O senador Wellington Fagundes (PL-MT) tem feito diversas publicações em suas redes sociais em apoio ao senador Flávio Bolsonaro (PL-RJ) desde que o nome do filho mais velho do ex-presidente Jair Bolsonaro (PL) foi lançado como substituto oficial do pai para disputar a Presidência da República no próximo ano.

“Vamos trabalhar, sem descanso, para que a direita volte a conduzir o nosso país. Porque o Brasil merece esperança, merece verdade, merece coragem”, escreveu Fagundes em uma postagem acompanhada de fotos ao lado de Flávio Bolsonaro.

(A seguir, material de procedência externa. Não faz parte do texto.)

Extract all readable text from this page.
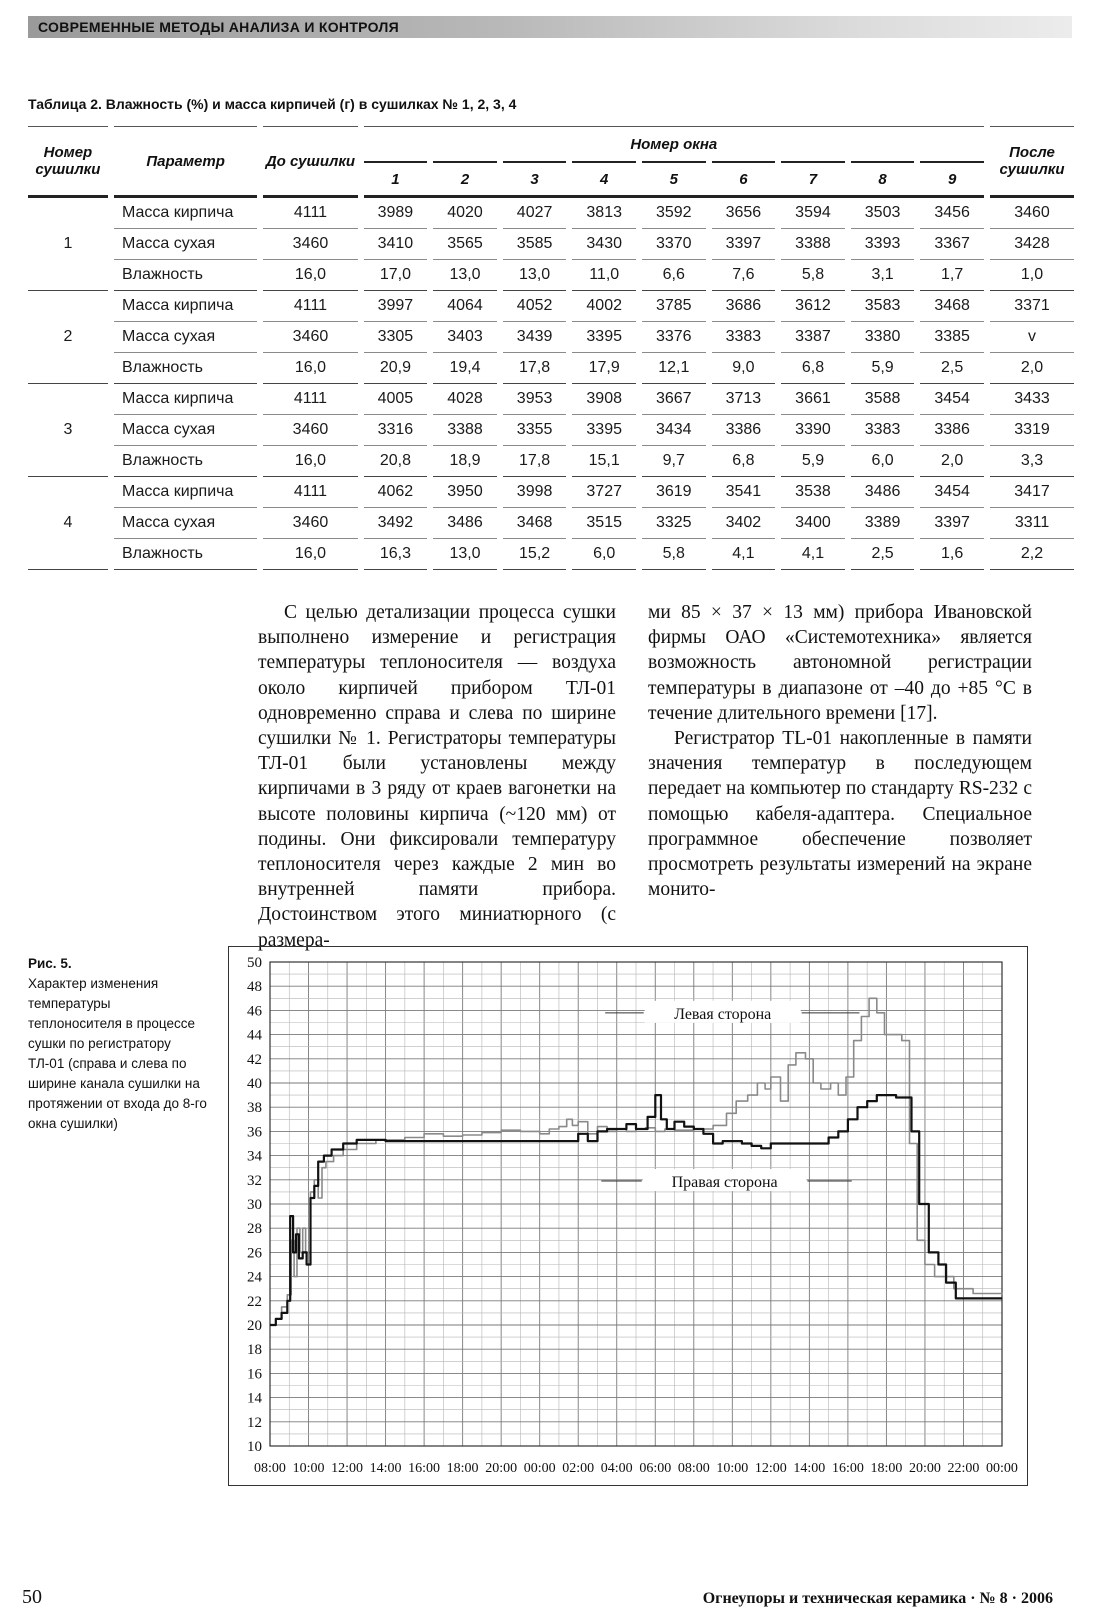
СОВРЕМЕННЫЕ МЕТОДЫ АНАЛИЗА И КОНТРОЛЯ
Таблица 2. Влажность (%) и масса кирпичей (г) в сушилках № 1, 2, 3, 4
Номер сушилки		Параметр		До сушилки		Номер окна																		После сушилки
						1		2		3		4		5		6		7		8		9		
1		Масса кирпича		4111		3989		4020		4027		3813		3592		3656		3594		3503		3456		3460
		Масса сухая		3460		3410		3565		3585		3430		3370		3397		3388		3393		3367		3428
		Влажность		16,0		17,0		13,0		13,0		11,0		6,6		7,6		5,8		3,1		1,7		1,0
2		Масса кирпича		4111		3997		4064		4052		4002		3785		3686		3612		3583		3468		3371
		Масса сухая		3460		3305		3403		3439		3395		3376		3383		3387		3380		3385		v
		Влажность		16,0		20,9		19,4		17,8		17,9		12,1		9,0		6,8		5,9		2,5		2,0
3		Масса кирпича		4111		4005		4028		3953		3908		3667		3713		3661		3588		3454		3433
		Масса сухая		3460		3316		3388		3355		3395		3434		3386		3390		3383		3386		3319
		Влажность		16,0		20,8		18,9		17,8		15,1		9,7		6,8		5,9		6,0		2,0		3,3
4		Масса кирпича		4111		4062		3950		3998		3727		3619		3541		3538		3486		3454		3417
		Масса сухая		3460		3492		3486		3468		3515		3325		3402		3400		3389		3397		3311
		Влажность		16,0		16,3		13,0		15,2		6,0		5,8		4,1		4,1		2,5		1,6		2,2

С целью детализации процесса сушки выполнено измерение и регистрация температуры теплоносителя — воздуха около кирпичей прибором ТЛ-01 одновременно справа и слева по ширине сушилки № 1. Регистраторы температуры ТЛ-01 были установлены между кирпичами в 3 ряду от краев вагонетки на высоте половины кирпича (~120 мм) от подины. Они фиксировали температуру теплоносителя через каждые 2 мин во внутренней памяти прибора. Достоинством этого миниатюрного (с размера-

ми 85 × 37 × 13 мм) прибора Ивановской фирмы ОАО «Системотехника» является возможность автономной регистрации температуры в диапазоне от –40 до +85 °С в течение длительного времени [17].

Регистратор TL-01 накопленные в памяти значения температур в последующем передает на компьютер по стандарту RS-232 с помощью кабеля-адаптера. Специальное программное обеспечение позволяет просмотреть результаты измерений на экране монито-

Рис. 5.
Характер изменения температуры теплоносителя в процессе сушки по регистратору ТЛ-01 (справа и слева по ширине канала сушилки на протяжении от входа до 8-го окна сушилки)
50
48
46
44
42
40
38
36
34
32
30
28
26
24
22
20
18
16
14
12
10
08:00 10:00 12:00 14:00 16:00 18:00 20:00 00:00 02:00 04:00 06:00 08:00 10:00 12:00 14:00 16:00 18:00 20:00 22:00 00:00
Левая сторона
Правая сторона
50	Огнеупоры и техническая керамика · № 8 · 2006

A escolha do nome de Flávio ocorreu na última sexta-feira (5), quando o próprio senador afirmou à imprensa que Jair Bolsonaro o havia escolhido para encabeçar uma possível chapa presidencial do PL em 2026. A indicação oficial partiu do ex-presidente — que, mesmo preso e inelegível, decidiu que Flávio seria o responsável por “dar continuidade ao nosso projeto de nação”. O presidente nacional do PL, Valdemar Costa Neto, confirmou que, com o aval de Jair Bolsonaro, Flávio será o candidato do partido.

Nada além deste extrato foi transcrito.